The UKIPO Green Channel is a free expedited examination program for patent applications related to environmentally beneficial inventions. It was introduced in May 2009. Key details: (1) Eligibility: any patent application that has an environmental benefit can request Green Channel treatment — this includes renewable energy, energy efficiency, carbon capture, sustainable materials, waste reduction, clean transportation, green building technology, water purification, and any other technology with a credible environmental benefit; (2) Cost: completely free — there is no additional fee beyond the standard UKIPO examination fees; (3) Speed: Green Channel applications typically receive a first examination report within 9 months of the request, significantly faster than the standard 2–3 year examination timeline; (4) How to request: the applicant submits a written request with a short explanation of the environmental benefit at any point before examination begins; the request does not need to be highly technical — a simple, clear statement that the invention reduces emissions, improves energy efficiency, or provides another environmental benefit is sufficient; (5) Outcome: a granted UK patent through the Green Channel is equivalent to any other UK patent — there is no 'green patent' category; the fast-track is purely procedural. The Green Channel is one of the most generous accelerated examination programs in the world — it is free, broadly available (many different technology areas qualify), and meaningfully faster than standard examination. For climate tech startups, clean energy companies, and any company with a credible environmental story, the Green Channel is worth requesting as a matter of course.

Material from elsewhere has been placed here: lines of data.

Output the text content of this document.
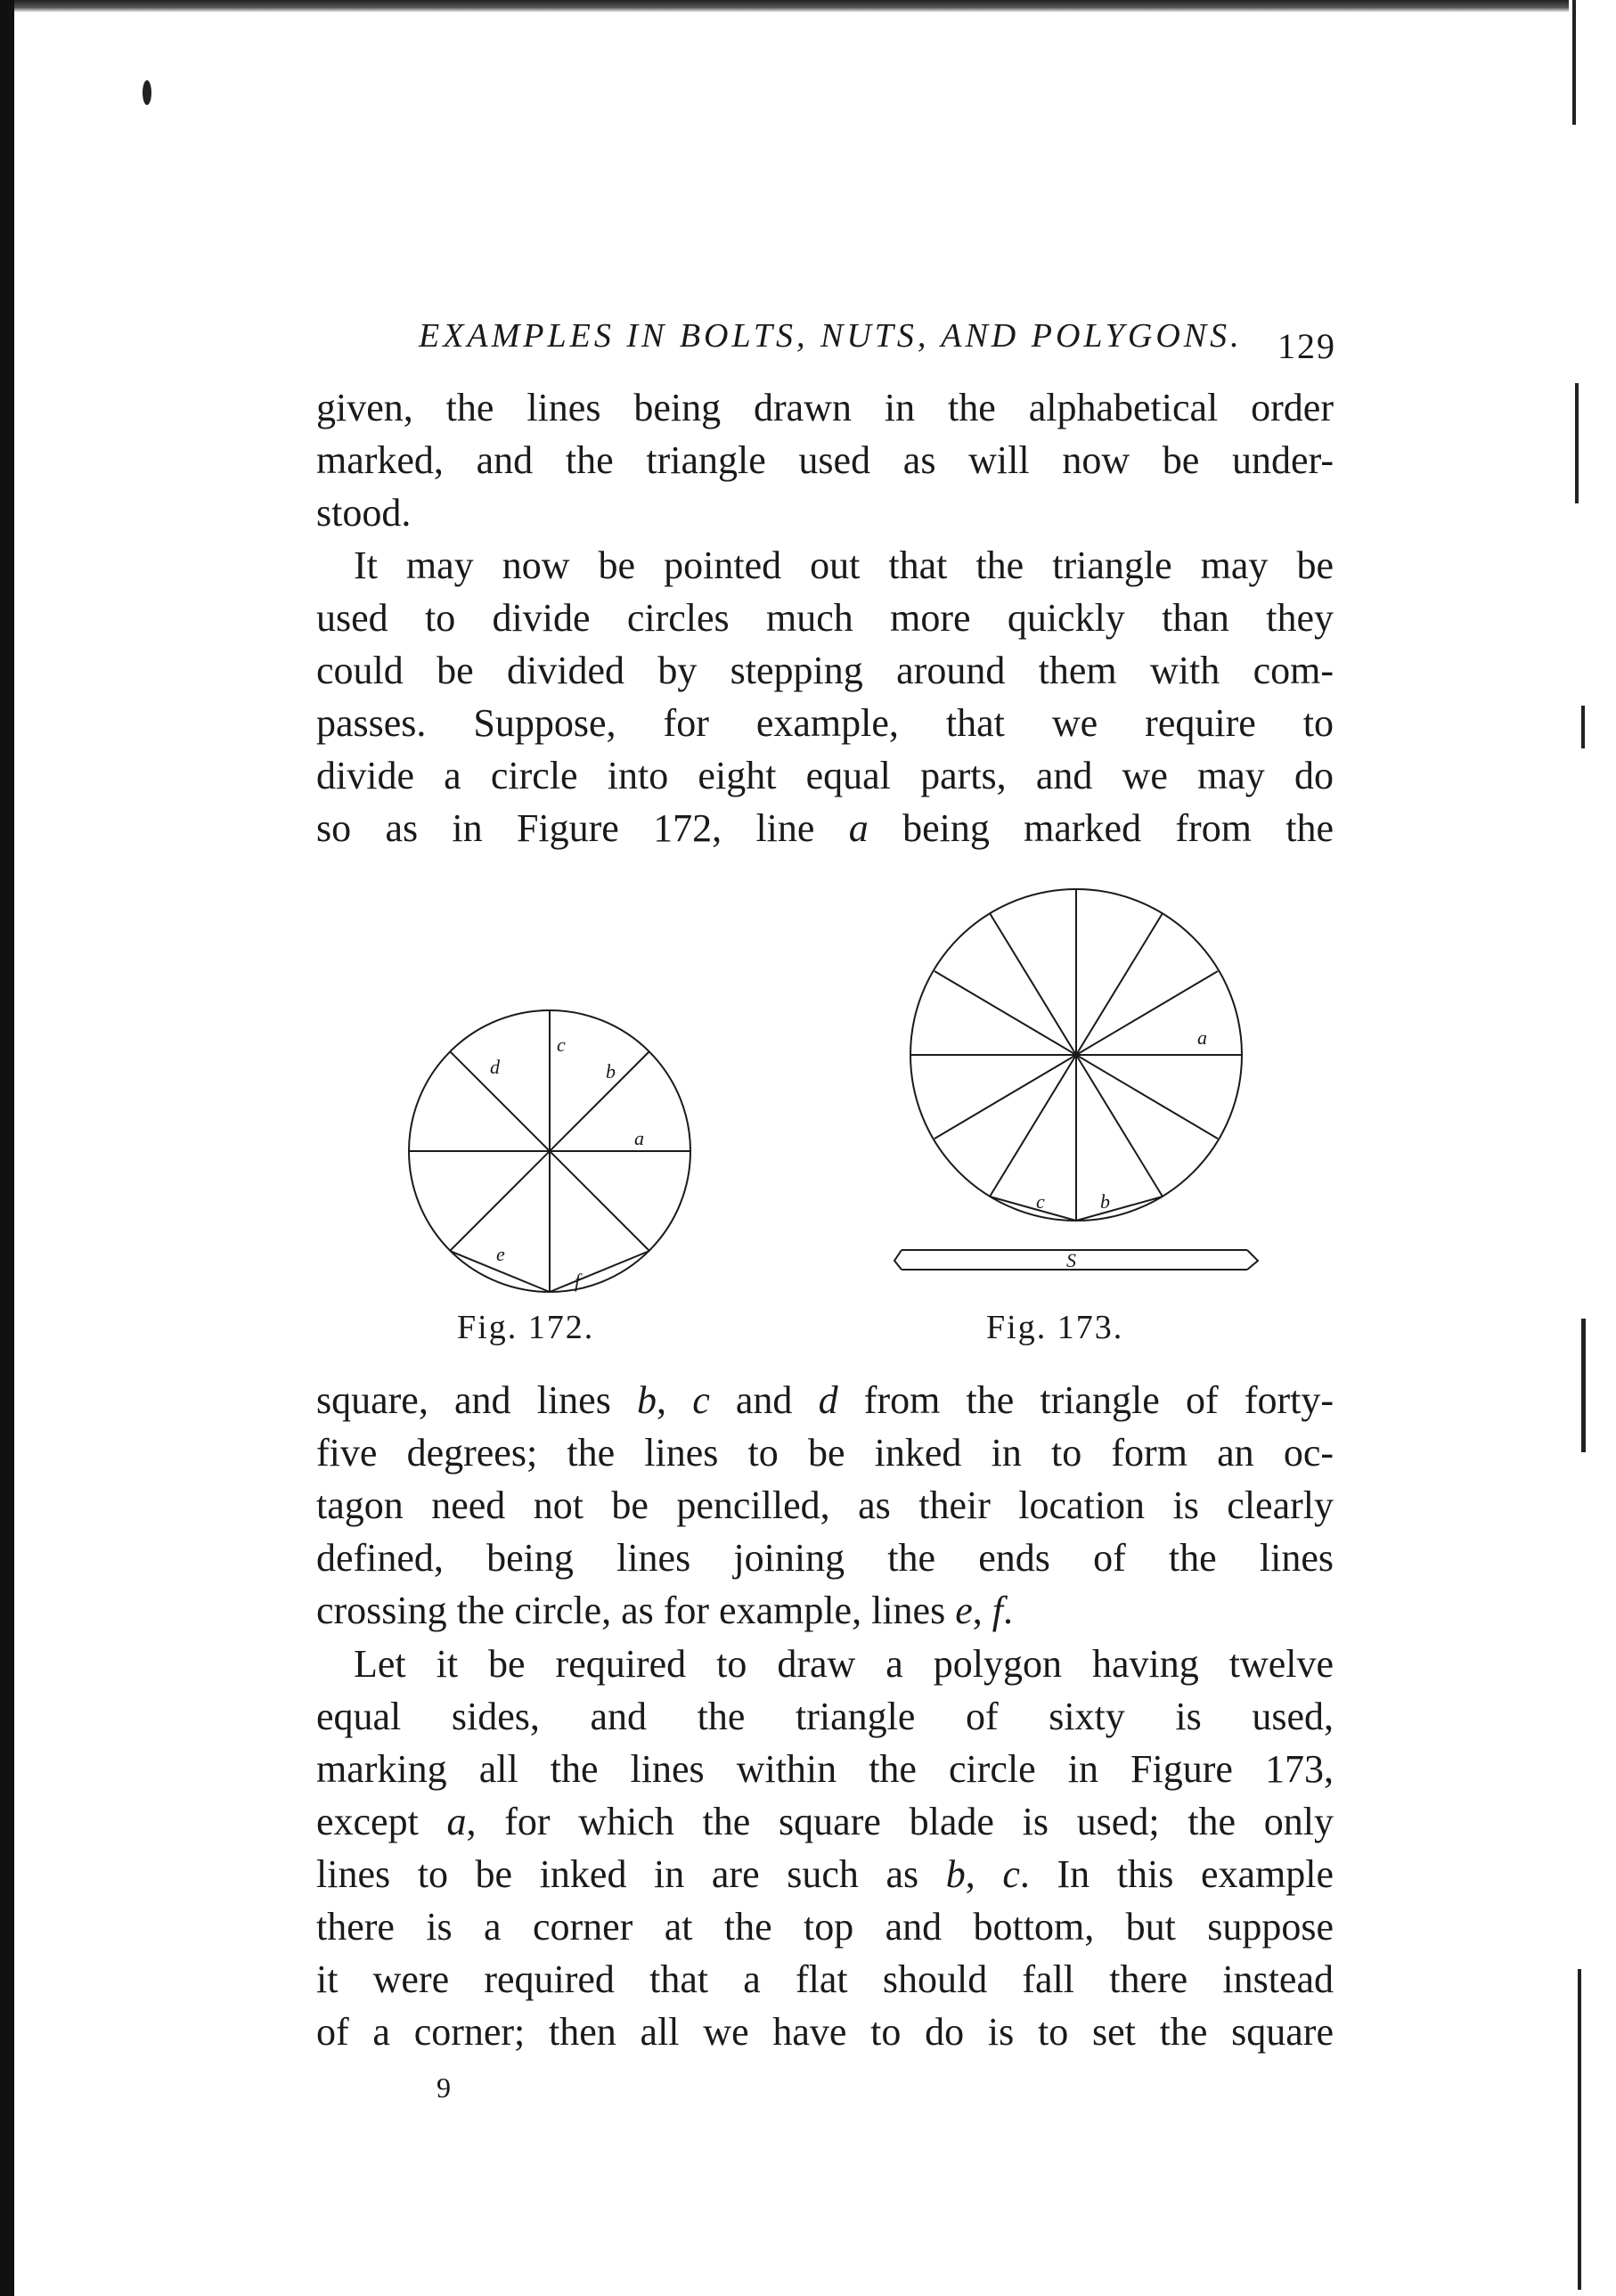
EXAMPLES IN BOLTS, NUTS, AND POLYGONS. 129
given, the lines being drawn in the alphabetical order
marked, and the triangle used as will now be under-
stood.
It may now be pointed out that the triangle may be
used to divide circles much more quickly than they
could be divided by stepping around them with com-
passes. Suppose, for example, that we require to
divide a circle into eight equal parts, and we may do
so as in Figure 172, line a being marked from the
d
c
b
a
e
f
a
c	b
S
Fig. 172.	Fig. 173.
square, and lines b, c and d from the triangle of forty-
five degrees; the lines to be inked in to form an oc-
tagon need not be pencilled, as their location is clearly
defined, being lines joining the ends of the lines
crossing the circle, as for example, lines e, f.
Let it be required to draw a polygon having twelve
equal sides, and the triangle of sixty is used,
marking all the lines within the circle in Figure 173,
except a, for which the square blade is used; the only
lines to be inked in are such as b, c. In this example
there is a corner at the top and bottom, but suppose
it were required that a flat should fall there instead
of a corner; then all we have to do is to set the square
9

How do UK courts handle patent invalidity and infringement differently from US courts?
The UK patent court system differs from the US in several important ways: (1) Two-tier court structure: the UK has two main first-instance patent courts — the Intellectual Property Enterprise Court (IPEC) for lower-value disputes (damages capped at £500,000; cost-capped proceedings; faster and cheaper) and the Patents Court (a specialist court within the Chancery Division of the High Court) for complex, high-value disputes (no cap on damages; full discovery; higher costs). Appeals go to the Court of Appeal and ultimately the UK Supreme Court. There is no specialist appellate court equivalent to the US Federal Circuit — the Court of Appeal is a general appellate court that also hears patent cases; (2) No jury trials: UK patent cases are heard by specialist IP judges (including the patents judges and IPEC judges), not juries. Judges issue detailed reasoned judgments with more nuanced analysis than US jury verdicts; (3) Invalidity standard: in the UK, the standard of proof for invalidity in litigation is the civil standard — balance of probabilities (more likely than not). This is lower than the US 'clear and convincing evidence' standard (Microsoft v. i4i, S.Ct. 2011). UK invalidity is easier to prove than in the US; (4) No PTAB equivalent: the UK does not have an equivalent to the USPTO's Patent Trial and Appeal Board (PTAB) or inter partes review (IPR) proceedings. Post-grant invalidity challenges are adjudicated in the IPEC or Patents Court as invalidity counterclaims or revocation actions; the UKIPO also offers a non-binding opinion service. This makes invalidity challenges in the UK more expensive (litigation cost) but the absence of an IPR-like estoppel doctrine makes the playing field different; (5) Loser pays: UK courts follow the general 'costs follow the event' rule — the loser typically pays a portion of the winner's legal costs. This creates a strong deterrent to weak claims and weak defenses in UK patent litigation; (6) Preliminary injunctions (PI): UK courts apply the American Cyanamid test (serious question + balance of convenience + adequacy of damages). PIs are available but UK courts are generally less liberal with them than German courts; (7) Time to trial: IPEC claims typically go to trial within 12–18 months; Patents Court cases may take 2–4 years.